BALA CYNWYD, Pa., March 30, 2023 (GLOBE NEWSWIRE) -- Brodsky & Smith reminds investors of the following investigations. If you own shares and wish to discuss the investigation, contact Jason Brodsky (jbrodsky@brodskysmith.com) or Marc Ackerman (mackerman@brodskysmith.com) at 855-576-4847. There is no cost or financial obligation to you.
Diffusion Pharmaceuticals Inc. (Nasdaq- DFFN)
Under the terms of the deal, Diffusion will merge with EIP Pharma Inc. (“EIP Pharma”). Immediately after the merger, the current equity and convertible debt holders of EIP Pharma are expected to own, in the aggregate, approximately 77.25% of the total number of outstanding shares of common stock of the combined company and the current stockholders of Diffusion are expected to own approximately 22.75%. The investigation concerns whether the Diffusion Board breached its fiduciary duties to shareholders by failing to conduct a fair process, including the dilution of Diffusion shareholders in the combined company.
Additional information can be found at https://www.brodskysmith.com/cases/diffusion-pharmaceuticals-inc-nasdaq-dffn/.
U.S. Xpress Enterprises, Inc. (NYSE – USX)
Under the terms of the agreement, U.S. Express will be acquired by Knight-Swift Transportation Holdings Inc. (NYSE - KNX) (“Knight-Swift”).

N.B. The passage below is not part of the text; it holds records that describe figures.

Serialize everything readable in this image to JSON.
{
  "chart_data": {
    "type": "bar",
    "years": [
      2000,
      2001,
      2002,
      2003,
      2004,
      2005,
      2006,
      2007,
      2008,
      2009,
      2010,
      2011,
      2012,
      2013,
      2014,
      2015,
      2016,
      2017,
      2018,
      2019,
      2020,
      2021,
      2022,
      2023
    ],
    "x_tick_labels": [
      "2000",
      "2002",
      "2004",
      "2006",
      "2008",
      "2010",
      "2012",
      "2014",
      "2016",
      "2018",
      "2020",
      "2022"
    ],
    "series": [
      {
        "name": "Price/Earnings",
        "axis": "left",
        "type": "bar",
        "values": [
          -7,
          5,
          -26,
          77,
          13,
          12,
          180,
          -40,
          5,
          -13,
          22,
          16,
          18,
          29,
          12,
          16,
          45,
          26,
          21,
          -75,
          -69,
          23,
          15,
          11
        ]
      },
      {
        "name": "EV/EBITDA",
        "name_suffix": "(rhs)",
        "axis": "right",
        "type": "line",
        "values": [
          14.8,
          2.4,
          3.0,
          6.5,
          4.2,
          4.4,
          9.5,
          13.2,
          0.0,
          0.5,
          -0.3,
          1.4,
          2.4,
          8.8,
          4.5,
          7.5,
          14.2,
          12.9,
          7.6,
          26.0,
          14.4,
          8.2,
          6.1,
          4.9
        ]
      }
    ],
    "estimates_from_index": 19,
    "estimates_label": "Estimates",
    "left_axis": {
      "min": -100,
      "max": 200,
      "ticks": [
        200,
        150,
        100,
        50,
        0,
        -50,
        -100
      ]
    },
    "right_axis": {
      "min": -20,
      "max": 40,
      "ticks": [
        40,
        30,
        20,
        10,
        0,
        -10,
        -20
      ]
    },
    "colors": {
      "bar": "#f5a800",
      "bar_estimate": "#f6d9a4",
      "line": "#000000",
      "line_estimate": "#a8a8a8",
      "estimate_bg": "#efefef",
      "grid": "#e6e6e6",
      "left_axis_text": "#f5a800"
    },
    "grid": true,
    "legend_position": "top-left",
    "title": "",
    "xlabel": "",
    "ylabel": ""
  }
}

U.S. Xpress stockholders will receive $6.15 per share in an all-cash transaction, representing an enterprise value of approximately $808 million.
The investigation concerns whether the U.S. Xpress Board breached its fiduciary duties to shareholders by failing to conduct a fair process, and whether Knight-Swift is paying too little for the Company.
Additional information can be found at https://www.brodskysmith.com/cases/u-s-xpress-enterprises-inc-nyse-usx/ .
TCR² Therapeutics Inc. (Nasdaq – TCRR)
Under the terms of the agreement, TCR² will merge with Adaptimmune Therapeutics plc. (“Adaptimmune”) (Nasdaq -ADAP). TCR² stockholders will receive 1.5117 Adaptimmune ADS for each TCR² share. Following the closing of the transaction, Adaptimmune shareholders will own approximately 75% of the combined company and TCR² stockholders will own approximately 25% of the combined company. The investigation concerns whether the TCR² Board breached its fiduciary duties to shareholders by failing to conduct a fair process, including the dilution to TCR² shareholders in the combined company.
Additional information can be found at https://www.brodskysmith.com/cases/tcr%c2%b2-therapeutics-inc-nasdaq-tcrr/.
Costar Technologies, Inc. (OTC – CSTI)
Under the terms of the Merger Agreement, Costar will be acquired by IDIS Co., Ltd. (“IDIS”). Under the terms of the agreement, Costar stockholders will receive $5.00 to $5.38 per share in an all-cash transaction. The investigation concerns whether the Costar Board breached its fiduciary duties to shareholders by failing to conduct a fair process, and whether IDIS is paying too little for the Company.